Malazgirt Zaferi: Anadolu'nun Tapusu

Türklere Anadolu'nun kapılarını açan 1071 Malazgirt Zaferi'nin 948. yılı etkinliklerle kutlanıyor.

Bitlis'in Ahlat ile Muş'un Malazgirt ilçelerinde Malazgirt Zaferi'nin 948. yılı kutlama etkinliklerinin düzenleneceği alanlarda çalışmalar titizlikle yürütülüyor.

Urartulardan Osmanlı'ya birçok medeniyetin izlerini taşıyan, Türklerin Anadolu'ya girişinin kapısı ve "Anadolu'nun tapusu" olarak nitelendirilen Ahlat'ta, Malazgirt Zaferi kutlamaları için son hazırlıklar yapılıyor.

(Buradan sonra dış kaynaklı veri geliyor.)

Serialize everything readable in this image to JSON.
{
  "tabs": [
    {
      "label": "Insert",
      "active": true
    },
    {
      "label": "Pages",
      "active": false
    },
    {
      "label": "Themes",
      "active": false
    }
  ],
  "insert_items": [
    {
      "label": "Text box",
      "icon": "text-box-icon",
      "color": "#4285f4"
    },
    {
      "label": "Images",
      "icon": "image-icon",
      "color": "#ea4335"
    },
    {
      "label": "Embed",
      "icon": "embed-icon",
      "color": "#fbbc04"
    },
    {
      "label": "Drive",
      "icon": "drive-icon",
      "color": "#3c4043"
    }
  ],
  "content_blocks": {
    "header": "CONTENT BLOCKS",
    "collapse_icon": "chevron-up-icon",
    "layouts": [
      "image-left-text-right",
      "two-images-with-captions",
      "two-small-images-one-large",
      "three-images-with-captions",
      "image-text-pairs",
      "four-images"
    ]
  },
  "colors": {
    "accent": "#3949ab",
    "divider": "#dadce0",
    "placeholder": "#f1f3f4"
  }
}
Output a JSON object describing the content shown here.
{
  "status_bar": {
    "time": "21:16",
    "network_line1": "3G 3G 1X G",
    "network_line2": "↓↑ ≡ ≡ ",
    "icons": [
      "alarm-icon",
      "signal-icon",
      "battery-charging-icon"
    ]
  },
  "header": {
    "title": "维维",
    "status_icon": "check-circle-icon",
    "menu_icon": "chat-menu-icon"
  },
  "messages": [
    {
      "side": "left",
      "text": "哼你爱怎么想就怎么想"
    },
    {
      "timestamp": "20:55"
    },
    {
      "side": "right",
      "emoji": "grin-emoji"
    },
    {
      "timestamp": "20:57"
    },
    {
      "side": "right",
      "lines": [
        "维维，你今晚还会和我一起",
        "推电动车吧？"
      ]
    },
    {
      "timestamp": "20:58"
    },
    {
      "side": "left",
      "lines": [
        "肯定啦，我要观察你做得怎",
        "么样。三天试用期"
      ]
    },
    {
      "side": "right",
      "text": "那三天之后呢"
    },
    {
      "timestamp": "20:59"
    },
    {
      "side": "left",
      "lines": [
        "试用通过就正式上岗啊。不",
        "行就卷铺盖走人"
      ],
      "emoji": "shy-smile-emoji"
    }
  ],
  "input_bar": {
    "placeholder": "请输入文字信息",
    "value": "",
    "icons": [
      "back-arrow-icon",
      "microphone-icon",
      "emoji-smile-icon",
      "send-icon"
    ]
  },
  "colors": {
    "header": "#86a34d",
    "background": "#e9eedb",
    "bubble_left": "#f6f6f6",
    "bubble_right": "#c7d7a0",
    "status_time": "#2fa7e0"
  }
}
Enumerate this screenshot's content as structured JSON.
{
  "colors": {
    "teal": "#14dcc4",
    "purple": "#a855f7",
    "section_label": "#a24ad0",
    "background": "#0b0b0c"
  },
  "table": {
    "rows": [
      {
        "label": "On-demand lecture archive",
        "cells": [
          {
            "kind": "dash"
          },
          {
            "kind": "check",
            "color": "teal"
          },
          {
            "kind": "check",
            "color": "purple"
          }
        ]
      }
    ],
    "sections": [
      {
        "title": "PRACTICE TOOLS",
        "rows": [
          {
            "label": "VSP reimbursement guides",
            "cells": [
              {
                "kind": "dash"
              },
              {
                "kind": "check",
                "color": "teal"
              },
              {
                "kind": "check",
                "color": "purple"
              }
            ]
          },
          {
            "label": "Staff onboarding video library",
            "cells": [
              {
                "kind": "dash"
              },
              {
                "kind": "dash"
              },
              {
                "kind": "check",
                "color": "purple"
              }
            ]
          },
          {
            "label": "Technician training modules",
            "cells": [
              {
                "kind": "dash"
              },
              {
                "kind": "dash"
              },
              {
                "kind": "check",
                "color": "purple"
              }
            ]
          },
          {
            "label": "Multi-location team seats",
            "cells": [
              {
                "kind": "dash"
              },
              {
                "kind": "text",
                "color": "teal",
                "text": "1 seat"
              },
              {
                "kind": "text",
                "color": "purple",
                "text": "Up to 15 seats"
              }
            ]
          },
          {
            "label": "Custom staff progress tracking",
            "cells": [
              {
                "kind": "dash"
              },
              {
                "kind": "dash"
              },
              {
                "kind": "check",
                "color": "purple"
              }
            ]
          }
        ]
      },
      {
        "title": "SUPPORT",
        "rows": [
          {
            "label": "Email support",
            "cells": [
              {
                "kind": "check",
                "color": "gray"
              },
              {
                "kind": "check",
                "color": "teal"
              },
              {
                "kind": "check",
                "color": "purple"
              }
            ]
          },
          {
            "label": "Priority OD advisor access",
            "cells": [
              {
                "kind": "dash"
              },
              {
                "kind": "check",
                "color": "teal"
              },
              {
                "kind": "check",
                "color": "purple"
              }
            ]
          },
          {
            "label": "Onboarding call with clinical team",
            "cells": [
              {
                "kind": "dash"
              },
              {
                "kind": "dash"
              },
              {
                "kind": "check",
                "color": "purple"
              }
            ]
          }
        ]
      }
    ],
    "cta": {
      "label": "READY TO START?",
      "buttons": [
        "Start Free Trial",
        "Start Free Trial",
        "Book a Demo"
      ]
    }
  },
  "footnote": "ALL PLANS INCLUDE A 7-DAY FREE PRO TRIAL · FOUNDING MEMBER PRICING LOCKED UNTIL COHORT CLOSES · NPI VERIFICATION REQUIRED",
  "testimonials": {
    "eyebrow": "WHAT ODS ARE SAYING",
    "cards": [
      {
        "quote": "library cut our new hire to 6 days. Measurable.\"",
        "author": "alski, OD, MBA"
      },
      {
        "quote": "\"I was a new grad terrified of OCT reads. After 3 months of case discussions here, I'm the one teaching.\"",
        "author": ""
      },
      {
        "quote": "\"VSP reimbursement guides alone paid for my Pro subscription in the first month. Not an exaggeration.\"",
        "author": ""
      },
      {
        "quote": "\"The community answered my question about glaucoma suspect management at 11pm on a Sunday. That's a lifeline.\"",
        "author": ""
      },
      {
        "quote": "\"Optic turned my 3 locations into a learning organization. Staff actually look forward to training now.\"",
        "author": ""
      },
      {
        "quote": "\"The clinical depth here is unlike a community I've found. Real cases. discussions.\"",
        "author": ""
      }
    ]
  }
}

Çarho mevkisindeki "1071 Sultan Alparslan Ahlat Otağı" ve yaklaşık 30 kıl çadırın kurulacağı 400 dönümlük alanda, yağlı ve karakucak güreşleri, okçuluk yarışmaları ve atlı okçuluk faaliyetlerinin yapılacağı bölümler oluşturuluyor.

Dünyadaki üç "Kubbet-ül İslam"dan biri olan Ahlat, Malazgirt ruhunun yeniden yaşatılması için 3 gün boyunca birbirinden güzel etkinliklere ev sahipliği yapacak.

MALAZGİRT ZAFERİ NEDİR? 

26 Ağustos 1071 tarihinde Selçuklu Sultanı Alp Arslan çadırından çıktı ve Malazgirt ovasında ordugahına yaklaşık 8 kilometre uzaklıktaki düşman birliklerini tespit etti.

Bizans İmparatoruna savaşı önlemek için elçiler gönderildi ancak Bizans İmparatoru bu hareketi bir korkaklık olarak algıladı ve gelen elçilerin ellerine birer haç tutuşturarak geri gönderdi.

Düşman ordu birliklerinin kendi ordusundan daha fazla olduğunu fark eden Sultan Alp Arslan, savaştan sağ çıkma olasılığının düşük olmasını da göz önünde bulundurarak Türk-İslam adeti olarak kefene benzeyen beyaz kıyafetler giydi ve atının kuyruğunu bağlattı.

Şehit olduğu takdirde vurulduğu yere gömülmek isteyen Alp Arslan, böylece askerlerine savaştan asla kaçmayacağını anlatmış oldu ve askerini cesaretlendirdi.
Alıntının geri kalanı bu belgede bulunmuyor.